Nashville is 385 nautical miles from Pelee Island.

Upate Oct 29 @ 6:20pm PDT

The accident aircraft is a Cessna 172R with Canadian registration C-GRJH. The aircraft is operated by the Windsor Flying Club located in Windsor, Ontario, Canada (picture below - photo courtesy of the Windsor Flying Club website).

Original Story

From CNN - Authorities struggled to explain how a small plane crashed at an international airport, erupted in fire, but evidently went unnoticed for hours.

The incident occurred early Tuesday in Nashville, but exactly what time remains a mystery.

The single-engine Cessna evidently crashed sometime after 3 a.m. local time, according to the National Transportation Safety Board.

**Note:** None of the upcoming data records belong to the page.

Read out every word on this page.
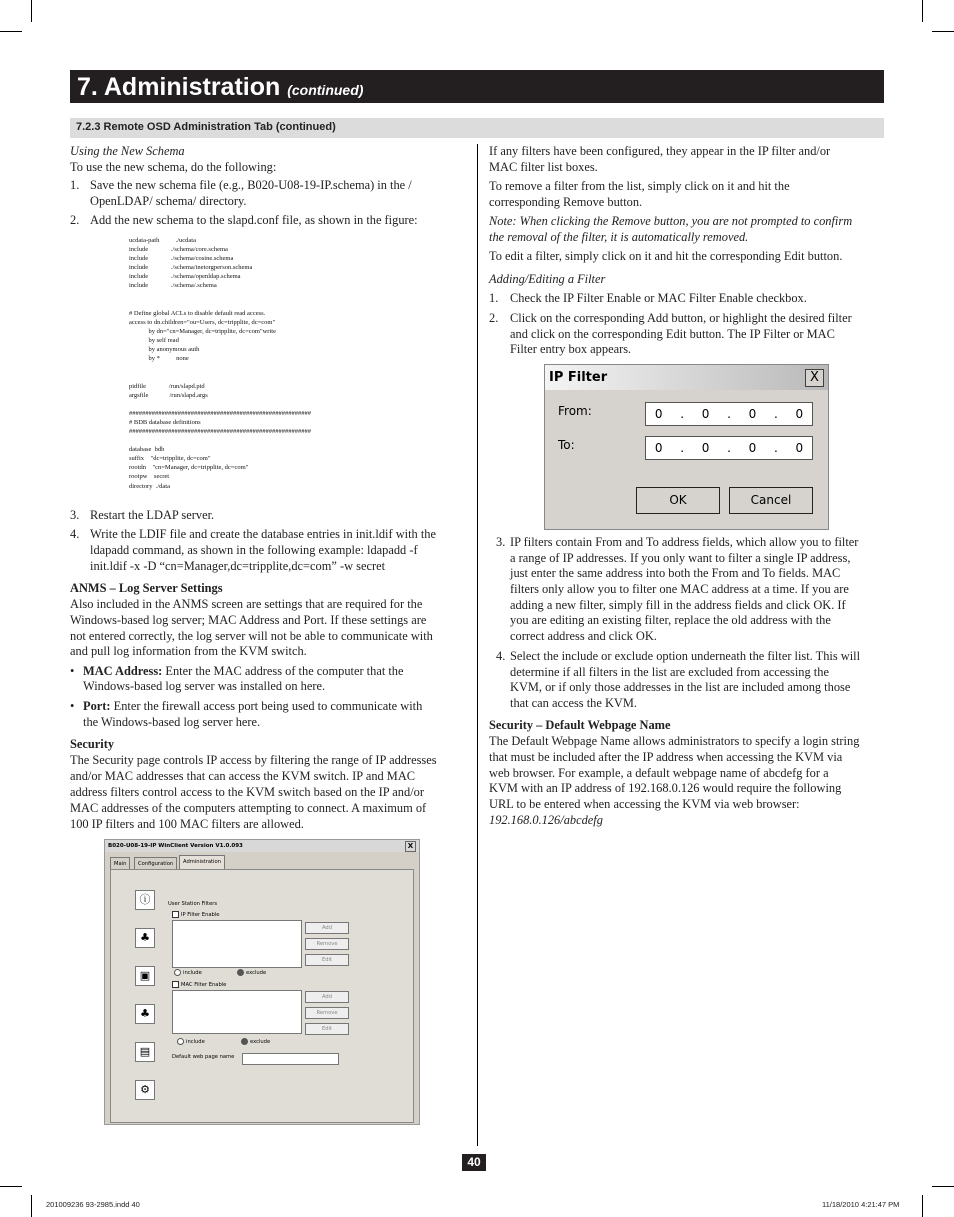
7. Administration (continued)
7.2.3 Remote OSD Administration Tab (continued)
Using the New Schema
To use the new schema, do the following:
1. Save the new schema file (e.g., B020-U08-19-IP.schema) in the /
OpenLDAP/ schema/ directory.
2. Add the new schema to the slapd.conf file, as shown in the figure:
ucdata-path          ./ucdata
include              ./schema/core.schema
include              ./schema/cosine.schema
include              ./schema/inetorgperson.schema
include              ./schema/openldap.schema
include              ./schema/.schema
# Define global ACLs to disable default read access.
access to dn.children="ou=Users, dc=tripplite, dc=com"
by dn="cn=Manager, dc=tripplite, dc=com"write
by self read
by anonymous auth
by *          none
pidfile              /run/slapd.pid
argsfile             /run/slapd.args
########################################################
# BDB database definitions
########################################################
database  bdb
suffix    "dc=tripplite, dc=com"
rootdn    "cn=Manager, dc=tripplite, dc=com"
rootpw    secret
directory  ./data
3. Restart the LDAP server.
4. Write the LDIF file and create the database entries in init.ldif with the
ldapadd command, as shown in the following example: ldapadd -f
init.ldif -x -D “cn=Manager,dc=tripplite,dc=com” -w secret
ANMS – Log Server Settings
Also included in the ANMS screen are settings that are required for the
Windows-based log server; MAC Address and Port. If these settings are
not entered correctly, the log server will not be able to communicate with
and pull log information from the KVM switch.
• MAC Address: Enter the MAC address of the computer that the
Windows-based log server was installed on here.
• Port: Enter the firewall access port being used to communicate with
the Windows-based log server here.
Security
The Security page controls IP access by filtering the range of IP addresses
and/or MAC addresses that can access the KVM switch. IP and MAC
address filters control access to the KVM switch based on the IP and/or
MAC addresses of the computers attempting to connect. A maximum of
100 IP filters and 100 MAC filters are allowed.
B020-U08-19-IP WinClient Version V1.0.093	X
Main	Configuration	Administration
ⓘ
♣
▣
♣
▤
⚙
User Station Filters
IP Filter Enable
Add
Remove
Edit
include	exclude
MAC Filter Enable
Add
Remove
Edit
include	exclude
Default web page name
If any filters have been configured, they appear in the IP filter and/or
MAC filter list boxes.
To remove a filter from the list, simply click on it and hit the
corresponding Remove button.
Note: When clicking the Remove button, you are not prompted to confirm
the removal of the filter, it is automatically removed.
To edit a filter, simply click on it and hit the corresponding Edit button.
Adding/Editing a Filter
1. Check the IP Filter Enable or MAC Filter Enable checkbox.
2. Click on the corresponding Add button, or highlight the desired filter
and click on the corresponding Edit button. The IP Filter or MAC
Filter entry box appears.
IP Filter	X
From:	0 . 0 . 0 . 0
To:	0 . 0 . 0 . 0
OK	Cancel
3. IP filters contain From and To address fields, which allow you to filter
a range of IP addresses. If you only want to filter a single IP address,
just enter the same address into both the From and To fields. MAC
filters only allow you to filter one MAC address at a time. If you are
adding a new filter, simply fill in the address fields and click OK. If
you are editing an existing filter, replace the old address with the
correct address and click OK.
4. Select the include or exclude option underneath the filter list. This will
determine if all filters in the list are excluded from accessing the
KVM, or if only those addresses in the list are included among those
that can access the KVM.
Security – Default Webpage Name
The Default Webpage Name allows administrators to specify a login string
that must be included after the IP address when accessing the KVM via
web browser. For example, a default webpage name of abcdefg for a
KVM with an IP address of 192.168.0.126 would require the following
URL to be entered when accessing the KVM via web browser:
192.168.0.126/abcdefg
40
201009236 93-2985.indd 40	11/18/2010 4:21:47 PM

But it wasn't noticed until well after sunrise when another plane, taxiing for take-off, saw an engine cover on the edge of runway 2C -- the middle of three parallel runways.

Controllers contacted airport personnel, who found the fire-scarred wreckage. The plane's sole occupant was dead, officials said.

The airport's control tower is staffed 24 hours a day, the Federal Aviation Administration told CNN. But it was not immediately clear how many controllers were in the tower during the overnight shift.

An FAA spokesman said there was low visibility overnight and fog. Another FAA spokesman said it was not known whether the plane had been in contact with controllers, or if it had made a distress call.

The agency declined to answer questions, saying the matter was under investigation. Airport officials released scant information about the crash.